Basics on the updates include greater support for developers to build cloud-native applications on a cloud-based container platform. These would be developers looking to bypass provisioning, management, and scaling oversight.
Details on the updates include a “one-click and Git-push” deployment designed for users looking for easier deployments instead of greater control over the deployment lifecycle. The system also now offers automatic scaling; a source-to-image (S2I) framework for building reproducible container images; access to integrated development environments (IDEs) like Eclipse, Red Hat JBoss Developer Studio, and Titanium Studio; and the Red Hat OpenShift Application Services middleware platform to build applications, integrate with other systems, orchestrate rules and process, and support deployment across hybrid environments.
The OpenShift Online platform is offered in a free “starter” version that includes 1 GB of memory and 1 GB of storage. A “pro” version is also available and includes additional memory or storage priced at $25 per month per gigabyte and access to a basic support feature.
3 Million Built and Counting
Red Hat said OpenShift Online has hosted more than 3 million applications built since its launch in 2011. The platform is primarily built on Docker containers and orchestrated using Kubernetes container cluster management.
Red Hat in April updated the platform with changes targeted at support for an enterprise Kubernetes cluster, expanded application support, and security and networking enhancements.
Red Hat last month announced it had deepened OpenShift native integration into Amazon Web Services (AWS). The on-premise integration plans include the ability to build and extend container-based enterprise applications using AWS compute, database, analytics, machine learning, networking, and mobile application services.
Analysts have highlighted potential opportunities from the OpenShift platform.

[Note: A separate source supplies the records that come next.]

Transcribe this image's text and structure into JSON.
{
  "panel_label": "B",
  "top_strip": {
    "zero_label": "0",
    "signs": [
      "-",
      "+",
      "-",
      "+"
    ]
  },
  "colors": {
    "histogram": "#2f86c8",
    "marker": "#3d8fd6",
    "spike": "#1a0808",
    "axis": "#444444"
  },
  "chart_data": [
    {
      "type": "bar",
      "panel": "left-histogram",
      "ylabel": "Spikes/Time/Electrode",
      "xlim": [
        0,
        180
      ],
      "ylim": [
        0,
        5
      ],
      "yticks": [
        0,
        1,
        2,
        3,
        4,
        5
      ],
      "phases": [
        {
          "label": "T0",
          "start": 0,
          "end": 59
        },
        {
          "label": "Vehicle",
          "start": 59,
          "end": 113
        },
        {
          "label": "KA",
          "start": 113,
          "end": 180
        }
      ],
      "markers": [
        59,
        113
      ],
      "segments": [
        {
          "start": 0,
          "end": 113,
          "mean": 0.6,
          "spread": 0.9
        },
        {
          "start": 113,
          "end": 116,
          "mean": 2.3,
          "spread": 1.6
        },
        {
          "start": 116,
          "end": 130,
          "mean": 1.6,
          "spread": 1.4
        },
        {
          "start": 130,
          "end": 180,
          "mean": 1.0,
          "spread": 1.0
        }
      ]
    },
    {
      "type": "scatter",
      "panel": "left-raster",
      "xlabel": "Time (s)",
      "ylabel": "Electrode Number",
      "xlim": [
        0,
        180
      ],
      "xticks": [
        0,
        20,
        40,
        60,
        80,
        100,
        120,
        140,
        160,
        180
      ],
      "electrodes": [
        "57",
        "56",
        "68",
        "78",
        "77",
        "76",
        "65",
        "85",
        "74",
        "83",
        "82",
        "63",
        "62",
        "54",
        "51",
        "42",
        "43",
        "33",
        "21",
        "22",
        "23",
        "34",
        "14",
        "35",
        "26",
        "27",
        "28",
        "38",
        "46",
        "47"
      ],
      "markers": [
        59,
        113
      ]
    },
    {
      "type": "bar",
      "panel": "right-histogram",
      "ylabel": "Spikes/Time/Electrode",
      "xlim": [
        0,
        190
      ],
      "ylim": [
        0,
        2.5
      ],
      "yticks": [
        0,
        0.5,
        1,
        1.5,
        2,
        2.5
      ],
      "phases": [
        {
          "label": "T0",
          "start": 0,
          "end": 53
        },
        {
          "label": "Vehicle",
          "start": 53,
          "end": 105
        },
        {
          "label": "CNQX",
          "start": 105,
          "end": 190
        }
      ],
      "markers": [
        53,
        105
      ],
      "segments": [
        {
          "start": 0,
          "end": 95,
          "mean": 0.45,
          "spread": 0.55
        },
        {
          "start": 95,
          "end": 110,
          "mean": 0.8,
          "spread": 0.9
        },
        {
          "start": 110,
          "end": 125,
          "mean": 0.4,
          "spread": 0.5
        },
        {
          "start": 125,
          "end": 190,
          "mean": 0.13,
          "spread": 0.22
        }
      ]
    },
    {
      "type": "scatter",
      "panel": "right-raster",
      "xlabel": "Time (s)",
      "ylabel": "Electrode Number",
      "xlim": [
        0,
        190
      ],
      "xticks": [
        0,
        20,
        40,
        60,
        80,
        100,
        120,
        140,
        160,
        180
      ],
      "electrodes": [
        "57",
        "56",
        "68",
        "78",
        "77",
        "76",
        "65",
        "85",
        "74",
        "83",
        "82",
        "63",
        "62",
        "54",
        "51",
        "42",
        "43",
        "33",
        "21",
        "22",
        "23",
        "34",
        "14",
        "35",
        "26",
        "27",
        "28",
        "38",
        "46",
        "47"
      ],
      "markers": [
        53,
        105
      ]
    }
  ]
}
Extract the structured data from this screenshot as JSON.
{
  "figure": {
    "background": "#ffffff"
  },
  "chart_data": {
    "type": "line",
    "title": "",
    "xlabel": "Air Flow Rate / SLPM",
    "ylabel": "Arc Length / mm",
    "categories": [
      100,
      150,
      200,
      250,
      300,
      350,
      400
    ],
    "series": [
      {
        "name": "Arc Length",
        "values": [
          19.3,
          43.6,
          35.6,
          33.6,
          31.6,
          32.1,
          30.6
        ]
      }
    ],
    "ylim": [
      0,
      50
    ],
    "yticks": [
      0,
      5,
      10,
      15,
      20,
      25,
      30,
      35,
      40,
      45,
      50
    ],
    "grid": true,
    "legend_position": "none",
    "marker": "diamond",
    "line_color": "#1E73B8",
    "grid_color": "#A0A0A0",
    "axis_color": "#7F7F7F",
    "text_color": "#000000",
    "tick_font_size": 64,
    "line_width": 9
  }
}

IDC last year released a report projecting cost and operational savings tied to the use of OpenShift. They included an average annual benefit of $1.29 million per 100 application development team members per year over five years; 66 percent faster application delivery times; and a 531 percent average return on investment over five years.
BMO Capital Market recently noted an OpenShift presentation had “a waiting line of attendees with folks getting turned away.”
Red Hat in its latest quarterly results conference call said the OpenShift platform was included in five of its 44 latest deals valued at more than $1 million. During the call, Red Hat CEO Jim Whitehurst explained OpenShift was seeing attention from the financial services market and retail space.
Cowen and Company said Red Hat doubled its OpenShift customer base year-over-year, from around 150 customers in 2016, to 300 customers on board this year. The firm said roughly 34% of that base was from the financial services sector.
Looking ahead, Whitehurst said the service is likely to be the company’s biggest revenue driver over the next three years.
“OpenShift drives the rest of the portfolio in a very meaningful way,” Whitehurst said. “Once people are using OpenShift [it’s] much easier to consume our middleware services. And we’ve seen really good traction with middleware services after people have adopted OpenShift.”
Cowen and Company did sound a tone of caution on its support for Red Hat, citing “the onslaught of new open source minimalist Linux distributions” hitting the market could impact its enterprise aspirations.
“The breadth of the competition reinforces that ‘regular’ [Red Hat Enterprise Linux Server] is not the ideal [operating system] for large-scale container deployments, and thus there is an opportunity for rival solutions to establish footholds, including CoreOS and [VMware’s] Project Photon,” the financial firm said.